Ele havia apresentado embargos de declaração, um tipo de recurso que serve para pedir esclarecimento, apontar contradição no resultado ou então erro material na decisão. Ao acolher parcialmente o pedido da defesa de Castro, os ministros corrigiram a fundamentação da multa, deixando claro que ela se baseou no artigo correto da Lei das Eleições.
Houve divergência, no entanto, ao decidir sobre o recurso apresentado pelo Ministério Público Eleitoral, que pedia a cassação formal dos diplomas de Castro e Thiago Pampolha, ex-vice governador. O MP argumentava que, mesmo que eles tivessem deixado os cargos por renúncia, o diploma deveria ser cassado.
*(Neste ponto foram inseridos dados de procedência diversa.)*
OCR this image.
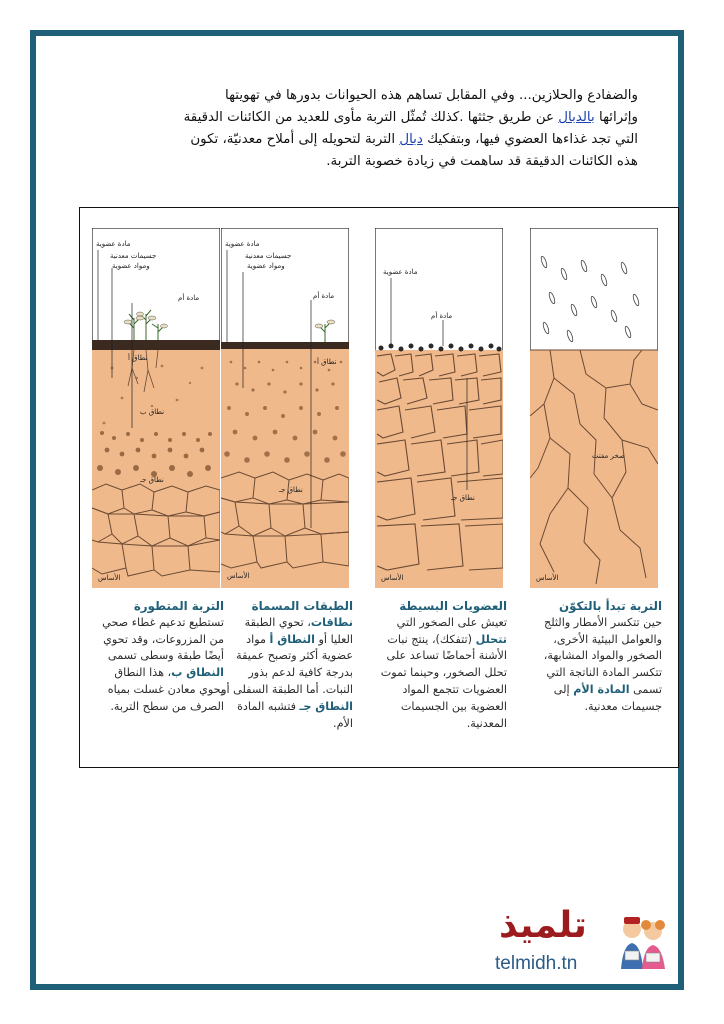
والضفادع والحلازين... وفي المقابل تساهم هذه الحيوانات بدورها في تهويتها

وإثرائها بالدبال عن طريق جثثها .كذلك تُمثّل التربة مأوى للعديد من الكائنات الدقيقة

التي تجد غذاءها العضوي فيها، وبتفكيك دبال التربة لتحويله إلى أملاح معدنيّة، تكون

هذه الكائنات الدقيقة قد ساهمت في زيادة خصوبة التربة.

مادة عضوية
جسيمات معدنية
ومواد عضوية
مادة أم
نطاق أ
نطاق ب
نطاق جـ
الأساس
مادة عضوية
جسيمات معدنية
ومواد عضوية
مادة أم
نطاق أ
نطاق جـ
الأساس
مادة عضوية
مادة أم
نطاق جـ
الأساس
صخر مفتت
الأساس
التربة المتطورة
تستطيع تدعيم غطاء صحي من المزروعات، وقد تحوي أيضًا طبقة وسطى تسمى النطاق ب، هذا النطاق يحوي معادن غسلت بمياه الصرف من سطح التربة.
الطبقات المسماة
نطاقات، تحوي الطبقة العليا أو النطاق أ مواد عضوية أكثر وتصبح عميقة بدرجة كافية لدعم بذور النبات. أما الطبقة السفلى أو النطاق جـ فتشبه المادة الأم.
العضويات البسيطة
تعيش على الصخور التي تتحلل (تتفكك)، ينتج نبات الأشنة أحماضًا تساعد على تحلل الصخور، وحينما تموت العضويات تتجمع المواد العضوية بين الجسيمات المعدنية.
التربة تبدأ بالتكوّن
حين تتكسر الأمطار والثلج والعوامل البيئية الأخرى، الصخور والمواد المشابهة، تتكسر المادة الناتجة التي تسمى المادة الأم إلى جسيمات معدنية.
تلميذ
telmidh.tn
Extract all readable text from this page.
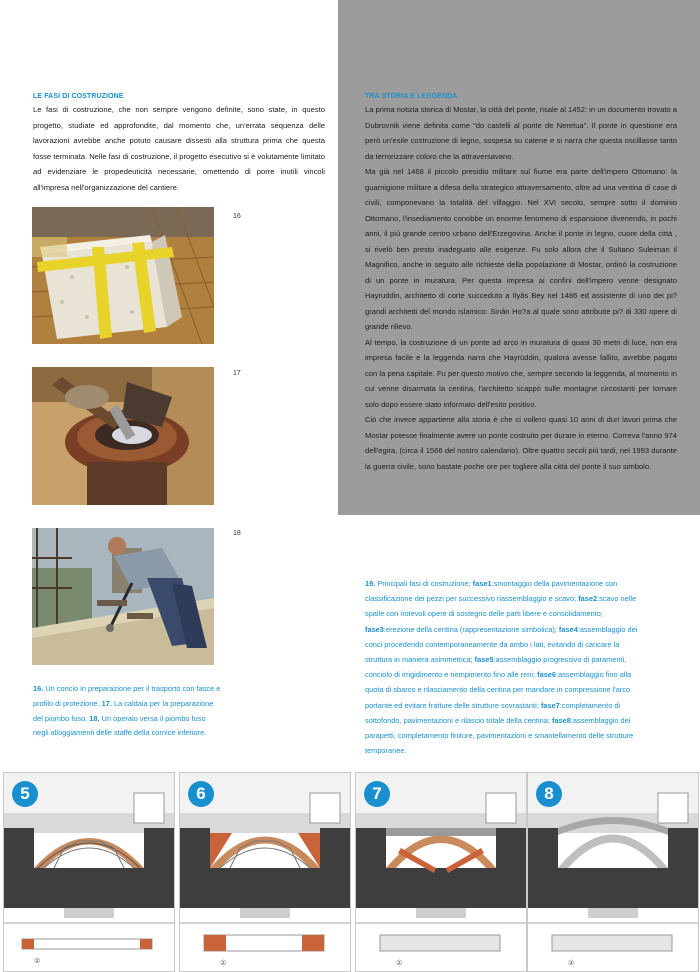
LE FASI DI COSTRUZIONE
Le fasi di costruzione, che non sempre vengono definite, sono state, in questo progetto, studiate ed approfondite, dal momento che, un'errata sequenza delle lavorazioni avrebbe anche potuto causare dissesti alla struttura prima che questa fosse terminata. Nelle fasi di costruzione, il progetto esecutivo si è volutamente limitato ad evidenziare le propedeuticità necessarie, omettendo di porre inutili vincoli all'impresa nell'organizzazione del cantiere.
TRA STORIA E LEGGENDA

La prima notizia storica di Mostar, la città del ponte, risale al 1452: in un documento trovato a Dubrovnik viene definita come "do castelli al ponte de Neretua". Il ponte in questione era però un'esile costruzione di legno, sospesa su catene e si narra che questa oscillasse tanto da terrorizzare coloro che la attraversavano.

Ma già nel 1468 il piccolo presidio militare sul fiume era parte dell'impero Ottomano: la guarnigione militare a difesa dello strategico attraversamento, oltre ad una ventina di case di civili, componevano la totalità del villaggio. Nel XVI secolo, sempre sotto il dominio Ottomano, l'insediamento conobbe un enorme fenomeno di espansione divenendo, in pochi anni, il più grande centro urbano dell'Erzegovina. Anche il ponte in legno, cuore della città , si rivelò ben presto inadeguato alle esigenze. Fu solo allora che il Sultano Suleiman il Magnifico, anche in seguito alle richieste della popolazione di Mostar, ordinò la costruzione di un ponte in muratura. Per questa impresa ai confini dell'impero venne designato Hayruddin, architetto di corte succeduto a Ilyâs Bey nel 1486 ed assistente di uno dei pi? grandi architetti del mondo islamico: Sinân Ho?a al quale sono attribuite pi? di 330 opere di grande rilievo.

Al tempo, la costruzione di un ponte ad arco in muratura di quasi 30 metri di luce, non era impresa facile e la leggenda narra che Hayrüddin, qualora avesse fallito, avrebbe pagato con la pena capitale. Fu per questo motivo che, sempre secondo la leggenda, al momento in cui venne disarmata la centina, l'architetto scappò sulle montagne circostanti per tornare solo dopo essere stato informato dell'esito positivo.

Ciò che invece appartiene alla storia è che ci vollero quasi 10 anni di duri lavori prima che Mostar potesse finalmente avere un ponte costruito per durare in eterno. Correva l'anno 974 dell'egira, (circa il 1566 del nostro calendario). Oltre quattro secoli più tardi, nel 1993 durante la guerra civile, sono bastate poche ore per togliere alla città del ponte il suo simbolo.

16
17
18
16. Un concio in preparazione per il trasporto con fasce e profilo di protezione. 17. La caldaia per la preparazione del piombo fuso. 18. Un operaio versa il piombo fuso negli alloggiamenti delle staffe della cornice inferiore.
19. Principali fasi di costruzione; fase1:smontaggio della pavimentazione con classificazione dei pezzi per successivo riassemblaggio e scavo; fase2:scavo nelle spalle con notevoli opere di sostegno delle parti libere e consolidamento; fase3:erezione della centina (rappresentazione simbolica); fase4:assemblaggio dei conci procedendo contemporaneamente da ambo i lati, evitando di caricare la struttura in maniera asimmetrica; fase5:assemblaggio progressivo di paramenti, conciolo di irrigidimento e riempimento fino alle reni; fase6:assemblaggio fino alla quota di sbarco e rilasciamento della centina per mandare in compressione l'arco portante ed evitare fratture delle strutture sovrastanti; fase7:completamento di sottofondo, pavimentazioni e rilascio totale della centina; fase8:assemblaggio dei parapetti, completamento finiture, pavimentazioni e smantellamento delle strutture temporanee.
②
5
②
6
②
7
②
8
O vice-procurador geral eleitoral, Alexandre Espinosa, disse não ter havido maioria no TSE para afastar a cassação dos diplomas devido à dupla vacância. Espinosa enfatizou que houve apenas dois votos contra a cassação, enquanto três ministros foram favoráveis e outros dois consideraram prejudicada apenas a perda do mandato, sem afastar a cassação do diploma.
Por maioria, o TSE negou o pedido e manteve a posição de que a cassação do mandato ficou prejudicada com a renúncia um dia antes do julgamento. Os ministros Floriano de Azevedo Marques e Estela Aranha concordaram com os argumentos do MPE ao divergir do relator, mas foram votos vencidos.
O ex-governador foi condenado por ser responsável por um esquema de contratações irregulares de dezenas de milhares de cabos eleitorais por meio do Centro Estadual de Estatísticas, Pesquisas e Formação de Servidores Públicos do Rio de Janeiro (Ceperj) e da Universidade do Estado do Rio de Janeiro (Uerj).